Your 2021 To Do List for Exit Planning
1. Establish some clear goals and objectives for your future exit. Think about what you want to do after you sell the business – what is your life plan? You should determine how much money you will need from the sale of the business and whether there is a gap. When and to whom do you want to sell or transfer the business?
2. Consider your legacy, including what happens when you leave. What is the legacy you want to leave behind? Answer every employee question of you with “What would you do if you owned the business?” Your goal should be to cultivate employees who think like owners so they can start answering their own questions without coming to you.
3. Stop chasing revenue and develop a “value” mindset. Design and implement a plan to build transferable value that will help you enjoy a future exit on your own terms. The focus should be on growth and profitability as well as strengthening your value drivers. Surround yourself with a team of experienced advisors to help you focus on what’s important.
4. Start surveying your customers using the Net Promoter Score (NPS) Have you ever been asked by a company whether you would recommend them to others?

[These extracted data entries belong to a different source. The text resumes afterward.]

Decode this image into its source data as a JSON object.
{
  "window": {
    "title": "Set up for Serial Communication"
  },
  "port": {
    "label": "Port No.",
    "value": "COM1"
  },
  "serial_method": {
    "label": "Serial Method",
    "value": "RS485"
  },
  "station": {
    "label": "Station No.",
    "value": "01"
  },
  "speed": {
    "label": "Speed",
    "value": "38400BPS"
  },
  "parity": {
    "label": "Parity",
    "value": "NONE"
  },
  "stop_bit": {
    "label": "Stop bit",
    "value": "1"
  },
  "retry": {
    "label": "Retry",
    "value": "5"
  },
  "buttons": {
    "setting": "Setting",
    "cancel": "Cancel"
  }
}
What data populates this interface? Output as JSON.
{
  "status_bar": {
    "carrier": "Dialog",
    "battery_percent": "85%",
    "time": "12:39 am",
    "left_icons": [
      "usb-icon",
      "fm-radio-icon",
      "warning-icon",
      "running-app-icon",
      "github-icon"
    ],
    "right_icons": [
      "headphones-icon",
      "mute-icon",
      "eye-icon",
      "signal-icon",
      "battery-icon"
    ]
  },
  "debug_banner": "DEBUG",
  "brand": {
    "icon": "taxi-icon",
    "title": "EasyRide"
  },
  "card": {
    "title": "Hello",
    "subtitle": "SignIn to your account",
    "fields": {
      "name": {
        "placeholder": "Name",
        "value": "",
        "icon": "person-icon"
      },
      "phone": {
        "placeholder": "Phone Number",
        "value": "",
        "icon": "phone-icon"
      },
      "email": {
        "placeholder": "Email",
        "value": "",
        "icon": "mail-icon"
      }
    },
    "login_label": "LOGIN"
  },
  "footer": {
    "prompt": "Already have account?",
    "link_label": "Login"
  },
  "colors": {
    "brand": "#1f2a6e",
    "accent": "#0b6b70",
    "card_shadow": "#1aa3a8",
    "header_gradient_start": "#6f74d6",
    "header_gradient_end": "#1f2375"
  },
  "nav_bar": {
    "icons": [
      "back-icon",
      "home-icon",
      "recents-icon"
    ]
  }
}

NPS is the percentage of customers who are “promoters” minus the percentage of customers who are “detractors”. It is a fast and easy way for your customers to provide feedback, and it is predictive of your company’s future growth.
5. Drop the products or services that depend on you. A bigger company is not necessarily a more valuable one if the extra sales come from products and services that are too reliant on you to deliver them. This reliance monopolizes your valuable time and does not contribute significantly to your business value.
6. Differentiate your business. Refine your marketing strategy to emphasize the point of differentiation that customers value. Be relentless in highlighting this advantage and make strategic investments in marketing tactics that emphasize how you are unique compared to your competitors.
7. Focus on your niche. Be disciplined in your approach to sales and growth. The most valuable companies have a defined niche selling a few differentiated products and services to many customers. The least valuable businesses sell lots of undifferentiated products and services to a concentrated group of buyers.
8. Reduce your accounts receivable (AR). Focus on collecting more money up front and reduce your aging AR. Slow AR is not only an expense to your company, it puts you at significant risk during times of economic uncertainty. Turn a negative cash flow cycle into a positive one and you will boost your business’s value and reduce your day-to-day stress.
9. Create more recurring revenue. There is no better way to develop a more predictable cash flow. Sales from subscriptions or recurring contracts mean less stress in the short term and a more valuable business over the long run. Potential buyers are looking for guaranteed cash flow, more certainty around forecasts for sales and growth and less risk.
10. Find a backup supplier for your most critical raw materials. Do not wait to be surprised by a disruption to your supply chain. The impact to your bottom line could be significant unless you have a backup plan. Consider placing a small order to establish a commercial relationship and diversify the sources of your most-difficult-to-find materials.
11. Create a policies and procedures manual. Even the smallest businesses can benefit from documentation of their most important processes. These manual(s) (perhaps by function or department) should be updated at least annually. Policies and procedures not only improve efficiency and reduce mistakes, they also provide for business continuity in the case of unexpected business interruptions. The COVID-19 pandemic is proof that many risks are unknown and unavoidable.
If 2021 is your year to begin planning the sale of your business, experienced valuation and exit-planning consultants can help you evaluate your current position and develop a successful exit plan that accomplishes all of your goals.